Monday, July 2, 2007

Induction -- Risky Business or Blessed Reprieve?

Much of the information for this post was taken from Penny Simkin's book Pregnancy, Childbirth and the Newborn (pages 260-261).

Inducement, or the artificial starting of labor before it begins spontaneously, is probably the most common medical intervention during late pregnancy. While the majority of inductions are elective or planned, some are for medical reasons. A few of the most common reasons your physician might suggest this type of induction are:
  • Prolonged pregnancy
  • Prolonged rupture of membranes
  • Fetus who is no longer thriving or growing in the uterus
  • You are suffering from an illness, such as high-blood pressure or diabetes, which puts both mother and baby at risk.

When any of these conditions is presented, usually tests are performed and monitoring is done to determine the readiness of the mother and baby for birth. It is important to understand that some hospitals and physicians may have specific policies that determine when your baby is to be born (before 41 weeks gestation, within 24 hours of membrane rupture, etc.), despite the health of mother and baby. All medical interventions carry with them risks, which I'll talk more about later on, so it is important to find out what your care provider's policies are ahead of time, so that you can make sure you are both on the same page when it comes to how you would like your child to be born.

As mentioned earlier, the vast majority of inductions are for non-medical reasons, and the induction rate is increasing at the same pace as the cesarean rate (could there be a link?). There are many, many reasons that someone may decide to have an elective induction. These reasons include:

  • Convenience for the caregiver or mother is the most common reason for elective induction. Many doctors work in large practices where they are only on-call during certain days of the week. A woman may want to deliver with a specific doctor and therefore will schedule when she is available. Doctors also like to deliver their primary clients' babies. They are eligible to receive the largest chunk of the fee if they attend the delivery.
  • Predictability is very appealing to many women, especially those with other children, whom they will have to find care for when they go to deliver their baby. Women who experience very rapid labor and birth, or live far away, may worry that they will not make it to the birth center on time.
  • For some, the last few weeks of pregnancy are unbearable.
  • Both women and caregivers may worry that if they wait for the baby to be born spontaneously, he will grow too large and will not be able to fit through the pelvis and cause damage to the perineum. Please note that studies have found that fetal measurements done by ultrasound and by external measurement cannot be counted as predictors for actual fetal size. There can be as much as a 10% margin of error using these methods.
  • Sometimes caregivers and their patients go ahead with an induction simply because there seems to be no apparent reason not to do it. The cervix is ripe (soft and effaced), the baby seems big enough, and the mother is ready to have her baby. The question becomes, "Why not?" rather than "Why?"

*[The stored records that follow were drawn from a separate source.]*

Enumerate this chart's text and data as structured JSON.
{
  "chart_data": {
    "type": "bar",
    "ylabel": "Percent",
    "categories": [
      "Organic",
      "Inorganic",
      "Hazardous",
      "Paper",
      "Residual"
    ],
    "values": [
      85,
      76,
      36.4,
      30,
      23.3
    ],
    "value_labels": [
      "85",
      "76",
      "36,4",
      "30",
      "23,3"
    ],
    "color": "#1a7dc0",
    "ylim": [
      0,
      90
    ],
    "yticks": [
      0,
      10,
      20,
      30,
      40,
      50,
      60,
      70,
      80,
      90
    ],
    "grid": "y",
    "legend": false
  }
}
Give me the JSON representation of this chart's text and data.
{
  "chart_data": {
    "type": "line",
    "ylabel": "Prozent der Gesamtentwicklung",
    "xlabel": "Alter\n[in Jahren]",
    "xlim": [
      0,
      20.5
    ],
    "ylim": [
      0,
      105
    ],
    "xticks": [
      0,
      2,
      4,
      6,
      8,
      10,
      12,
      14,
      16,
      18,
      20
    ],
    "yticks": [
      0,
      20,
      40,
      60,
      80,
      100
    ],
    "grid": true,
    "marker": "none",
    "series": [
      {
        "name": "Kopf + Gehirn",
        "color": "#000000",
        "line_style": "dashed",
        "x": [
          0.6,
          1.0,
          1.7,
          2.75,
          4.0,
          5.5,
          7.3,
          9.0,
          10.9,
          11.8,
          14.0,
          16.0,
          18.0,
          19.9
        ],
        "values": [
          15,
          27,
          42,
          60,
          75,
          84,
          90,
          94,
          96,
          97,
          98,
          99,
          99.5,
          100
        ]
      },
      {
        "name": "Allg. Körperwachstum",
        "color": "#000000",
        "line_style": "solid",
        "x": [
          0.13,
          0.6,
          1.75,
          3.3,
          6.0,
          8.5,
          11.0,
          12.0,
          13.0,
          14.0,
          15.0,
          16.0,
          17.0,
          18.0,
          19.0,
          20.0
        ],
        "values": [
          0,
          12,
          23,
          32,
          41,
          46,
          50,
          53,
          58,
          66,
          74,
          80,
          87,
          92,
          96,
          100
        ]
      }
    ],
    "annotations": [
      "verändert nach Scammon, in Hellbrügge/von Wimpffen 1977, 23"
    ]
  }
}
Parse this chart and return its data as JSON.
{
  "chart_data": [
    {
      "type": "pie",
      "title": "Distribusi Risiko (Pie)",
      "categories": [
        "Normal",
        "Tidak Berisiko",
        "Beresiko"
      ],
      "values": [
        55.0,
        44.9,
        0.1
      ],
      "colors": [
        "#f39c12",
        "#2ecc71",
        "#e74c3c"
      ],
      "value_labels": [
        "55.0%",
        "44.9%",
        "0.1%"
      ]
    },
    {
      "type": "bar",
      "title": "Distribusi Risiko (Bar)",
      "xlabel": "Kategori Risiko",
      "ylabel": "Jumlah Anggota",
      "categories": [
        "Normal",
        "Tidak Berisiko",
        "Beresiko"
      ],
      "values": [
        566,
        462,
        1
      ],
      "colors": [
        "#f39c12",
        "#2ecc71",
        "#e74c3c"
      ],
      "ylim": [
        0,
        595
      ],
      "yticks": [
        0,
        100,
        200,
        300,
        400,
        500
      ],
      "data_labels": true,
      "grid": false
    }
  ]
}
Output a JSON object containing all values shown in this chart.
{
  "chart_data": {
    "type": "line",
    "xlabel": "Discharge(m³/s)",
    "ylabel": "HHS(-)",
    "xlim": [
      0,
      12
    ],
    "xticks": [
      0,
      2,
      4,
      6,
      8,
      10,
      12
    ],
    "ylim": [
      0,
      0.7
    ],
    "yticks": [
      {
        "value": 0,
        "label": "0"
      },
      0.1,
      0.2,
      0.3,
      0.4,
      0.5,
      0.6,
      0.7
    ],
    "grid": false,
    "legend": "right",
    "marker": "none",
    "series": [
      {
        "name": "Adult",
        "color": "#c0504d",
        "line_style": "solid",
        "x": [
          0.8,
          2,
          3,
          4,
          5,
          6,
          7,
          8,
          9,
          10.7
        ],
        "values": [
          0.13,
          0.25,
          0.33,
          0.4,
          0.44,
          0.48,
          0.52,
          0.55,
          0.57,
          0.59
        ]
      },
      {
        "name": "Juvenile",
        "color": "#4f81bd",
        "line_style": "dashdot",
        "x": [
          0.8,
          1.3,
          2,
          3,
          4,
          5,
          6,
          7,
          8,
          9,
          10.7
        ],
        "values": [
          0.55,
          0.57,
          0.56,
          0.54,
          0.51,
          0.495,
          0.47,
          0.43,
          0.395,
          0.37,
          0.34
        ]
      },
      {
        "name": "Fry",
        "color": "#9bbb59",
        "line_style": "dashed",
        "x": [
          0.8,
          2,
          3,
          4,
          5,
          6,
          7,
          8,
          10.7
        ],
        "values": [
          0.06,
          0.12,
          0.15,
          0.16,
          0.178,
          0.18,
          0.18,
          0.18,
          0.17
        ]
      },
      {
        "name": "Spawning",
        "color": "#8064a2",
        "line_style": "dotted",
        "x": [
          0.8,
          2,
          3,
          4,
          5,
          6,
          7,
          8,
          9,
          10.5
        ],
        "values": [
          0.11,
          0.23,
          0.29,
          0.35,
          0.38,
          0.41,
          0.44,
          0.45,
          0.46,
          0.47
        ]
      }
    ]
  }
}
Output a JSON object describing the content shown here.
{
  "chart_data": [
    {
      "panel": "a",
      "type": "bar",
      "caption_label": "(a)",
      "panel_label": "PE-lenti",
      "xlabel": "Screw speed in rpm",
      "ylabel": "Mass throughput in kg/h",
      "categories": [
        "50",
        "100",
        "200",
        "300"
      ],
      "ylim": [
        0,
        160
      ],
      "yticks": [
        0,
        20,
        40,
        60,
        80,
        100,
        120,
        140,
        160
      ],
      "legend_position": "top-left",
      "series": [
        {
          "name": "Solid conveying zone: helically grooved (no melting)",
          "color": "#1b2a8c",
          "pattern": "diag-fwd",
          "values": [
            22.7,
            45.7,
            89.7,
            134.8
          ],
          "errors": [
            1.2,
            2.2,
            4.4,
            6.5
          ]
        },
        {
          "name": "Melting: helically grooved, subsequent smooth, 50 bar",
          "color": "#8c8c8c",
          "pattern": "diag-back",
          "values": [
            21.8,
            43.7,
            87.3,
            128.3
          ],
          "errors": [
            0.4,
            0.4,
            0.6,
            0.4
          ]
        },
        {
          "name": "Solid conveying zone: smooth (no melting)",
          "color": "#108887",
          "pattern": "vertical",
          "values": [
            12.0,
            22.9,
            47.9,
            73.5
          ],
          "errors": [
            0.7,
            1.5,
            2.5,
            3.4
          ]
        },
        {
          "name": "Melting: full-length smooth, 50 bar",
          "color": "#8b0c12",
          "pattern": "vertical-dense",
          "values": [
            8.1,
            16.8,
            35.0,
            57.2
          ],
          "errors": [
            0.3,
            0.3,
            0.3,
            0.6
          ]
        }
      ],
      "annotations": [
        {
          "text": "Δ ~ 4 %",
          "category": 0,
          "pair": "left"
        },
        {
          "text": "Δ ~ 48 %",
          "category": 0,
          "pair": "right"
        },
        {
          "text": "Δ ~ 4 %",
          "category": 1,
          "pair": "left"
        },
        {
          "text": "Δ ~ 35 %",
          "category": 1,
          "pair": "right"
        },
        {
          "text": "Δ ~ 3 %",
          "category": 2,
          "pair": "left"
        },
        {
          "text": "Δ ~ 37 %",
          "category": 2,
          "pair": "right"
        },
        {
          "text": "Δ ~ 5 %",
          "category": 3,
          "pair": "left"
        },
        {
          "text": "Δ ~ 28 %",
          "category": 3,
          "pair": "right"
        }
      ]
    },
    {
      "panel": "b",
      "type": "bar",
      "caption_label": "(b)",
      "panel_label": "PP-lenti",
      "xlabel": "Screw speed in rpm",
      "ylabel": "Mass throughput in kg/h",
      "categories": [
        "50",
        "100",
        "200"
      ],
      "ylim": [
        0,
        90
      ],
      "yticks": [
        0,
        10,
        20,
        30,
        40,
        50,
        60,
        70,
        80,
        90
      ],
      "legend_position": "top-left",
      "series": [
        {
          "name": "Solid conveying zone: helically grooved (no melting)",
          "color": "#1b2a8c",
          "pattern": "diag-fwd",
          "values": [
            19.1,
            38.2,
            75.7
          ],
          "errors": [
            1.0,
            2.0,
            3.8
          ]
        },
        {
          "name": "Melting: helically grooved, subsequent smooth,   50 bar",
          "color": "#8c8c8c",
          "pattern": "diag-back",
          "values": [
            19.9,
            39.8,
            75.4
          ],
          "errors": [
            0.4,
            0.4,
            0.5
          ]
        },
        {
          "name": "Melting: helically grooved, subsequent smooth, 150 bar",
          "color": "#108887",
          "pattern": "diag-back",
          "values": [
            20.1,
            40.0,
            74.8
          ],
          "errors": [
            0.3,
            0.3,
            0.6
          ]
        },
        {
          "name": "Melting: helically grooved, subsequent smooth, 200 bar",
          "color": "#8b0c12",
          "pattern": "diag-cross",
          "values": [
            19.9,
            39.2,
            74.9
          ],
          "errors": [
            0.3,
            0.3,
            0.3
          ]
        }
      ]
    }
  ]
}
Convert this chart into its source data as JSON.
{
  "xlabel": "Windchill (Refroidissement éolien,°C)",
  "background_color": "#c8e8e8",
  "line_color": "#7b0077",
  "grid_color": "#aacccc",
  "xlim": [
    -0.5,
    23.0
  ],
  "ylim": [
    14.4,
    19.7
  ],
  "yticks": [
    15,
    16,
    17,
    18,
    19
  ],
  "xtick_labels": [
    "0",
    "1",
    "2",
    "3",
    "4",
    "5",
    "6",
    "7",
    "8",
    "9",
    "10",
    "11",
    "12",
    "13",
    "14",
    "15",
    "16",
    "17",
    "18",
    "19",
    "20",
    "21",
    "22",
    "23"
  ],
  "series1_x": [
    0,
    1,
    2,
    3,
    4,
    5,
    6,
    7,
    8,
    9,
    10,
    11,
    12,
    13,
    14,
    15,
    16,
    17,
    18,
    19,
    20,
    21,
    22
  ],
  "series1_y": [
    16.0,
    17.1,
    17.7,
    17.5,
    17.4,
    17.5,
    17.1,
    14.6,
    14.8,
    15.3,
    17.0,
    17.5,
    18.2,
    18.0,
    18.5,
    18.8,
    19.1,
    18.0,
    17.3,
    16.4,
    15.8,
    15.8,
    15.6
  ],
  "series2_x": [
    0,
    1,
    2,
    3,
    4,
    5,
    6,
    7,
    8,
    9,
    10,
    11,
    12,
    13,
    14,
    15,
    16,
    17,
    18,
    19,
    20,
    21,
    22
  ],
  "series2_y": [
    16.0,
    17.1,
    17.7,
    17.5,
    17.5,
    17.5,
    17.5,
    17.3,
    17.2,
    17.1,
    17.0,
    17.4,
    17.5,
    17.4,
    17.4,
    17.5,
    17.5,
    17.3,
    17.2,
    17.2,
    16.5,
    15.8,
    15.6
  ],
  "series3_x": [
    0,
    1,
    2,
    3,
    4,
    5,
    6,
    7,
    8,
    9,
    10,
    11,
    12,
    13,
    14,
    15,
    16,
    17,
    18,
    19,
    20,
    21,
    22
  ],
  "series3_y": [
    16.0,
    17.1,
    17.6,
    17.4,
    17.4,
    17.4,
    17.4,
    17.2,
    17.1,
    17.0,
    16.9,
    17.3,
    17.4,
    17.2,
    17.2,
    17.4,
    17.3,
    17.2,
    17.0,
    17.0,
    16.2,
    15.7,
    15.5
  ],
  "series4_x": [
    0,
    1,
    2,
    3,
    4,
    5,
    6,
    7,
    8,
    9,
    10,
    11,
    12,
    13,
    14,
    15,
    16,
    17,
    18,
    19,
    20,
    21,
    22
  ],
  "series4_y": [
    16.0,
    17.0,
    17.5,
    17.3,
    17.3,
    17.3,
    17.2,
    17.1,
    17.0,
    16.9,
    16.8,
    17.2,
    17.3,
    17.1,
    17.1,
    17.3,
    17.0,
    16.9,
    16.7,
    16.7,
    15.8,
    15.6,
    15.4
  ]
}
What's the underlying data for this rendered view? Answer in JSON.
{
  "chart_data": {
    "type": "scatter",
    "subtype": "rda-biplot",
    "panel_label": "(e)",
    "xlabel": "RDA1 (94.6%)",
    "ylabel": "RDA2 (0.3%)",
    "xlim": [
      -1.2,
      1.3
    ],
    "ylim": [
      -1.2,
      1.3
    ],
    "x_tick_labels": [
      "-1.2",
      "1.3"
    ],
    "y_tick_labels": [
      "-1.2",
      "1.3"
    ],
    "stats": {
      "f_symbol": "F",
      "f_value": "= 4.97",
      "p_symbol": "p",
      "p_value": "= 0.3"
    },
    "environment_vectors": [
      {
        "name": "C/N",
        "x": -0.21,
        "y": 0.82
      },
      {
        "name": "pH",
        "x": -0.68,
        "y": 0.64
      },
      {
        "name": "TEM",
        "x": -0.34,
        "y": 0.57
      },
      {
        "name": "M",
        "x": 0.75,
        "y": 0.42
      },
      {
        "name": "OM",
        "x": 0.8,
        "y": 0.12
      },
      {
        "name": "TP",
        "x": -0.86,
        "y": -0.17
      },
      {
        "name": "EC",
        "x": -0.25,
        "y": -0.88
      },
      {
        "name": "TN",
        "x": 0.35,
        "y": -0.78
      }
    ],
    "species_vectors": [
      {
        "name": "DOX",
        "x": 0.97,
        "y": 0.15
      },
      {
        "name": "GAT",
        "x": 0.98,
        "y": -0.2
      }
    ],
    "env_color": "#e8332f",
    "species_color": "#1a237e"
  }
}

Induction is seductive. It can be one of the greatest temptations a very pregnant mother can face, but it is important to understand that it is not a risk-free procedure, especially for first-time mothers. Here are some things to think about:

  • Babies have something called a "fetal-placental clock", which greatly influences when she is ready to be born. Babies continue to mature and develop in the last few weeks of pregnancy and may benefit from a few more days in the uterus.
  • As mentioned, induction is not risk-free, and there is no guarantee that it will be successful. The chances of a cesarean are much greater for those that choose induction as opposed to those with spontaneous onset of labor, especially for first-time mothers (which is the group most likely to go over-due).
  • An induction can take as little as four hours or as long as three days. A long or unsuccessful induction is more likely if there is little dilation or effacement before admission to the hospital, and if you are a first-time mother.
  • Continuous monitoring is pretty much inevitable if you are induced. You will be limited in where you are able to position yourself (usually on your side or on your back, in bed), which can make it very difficult to deal with the intensity of contractions.
  • You usually are not allowed to eat solid foods while Pitocin is running, though you can usually drink clear liquids. If you have a long wait, you can get pretty hungry.
  • Induced labors, even in early labor, may be more painful and intense than a spontaneous labor, usually leading to more interventions to assist in pain relief.

If you or your physician are considering an induction, make sure that you are clear if it is medically indicated or elective. Weigh your options so that you can make an informed decision that is best for you and your baby. When offered an elective induction, some women decide to wait for labor to begin spontaneously, while other may decide to go ahead with the procedure, feeling that the benefits outweigh the potential risks. Only you will know what is best for you and your family.

Stay tuned for: Possible Ways to Get Labor Going on Your Own

1 comment:

Baby Colin said...

Thanks for the bit of info! My doctor does not like to induce. He'll let you go 10 days (I have a friend who just experienced the 10 day issue with him). I can see how it would be seductive but I haven't heard such pleasant birthing stories, so I am free to NOT have it, until my faithful doctor says it's time :)!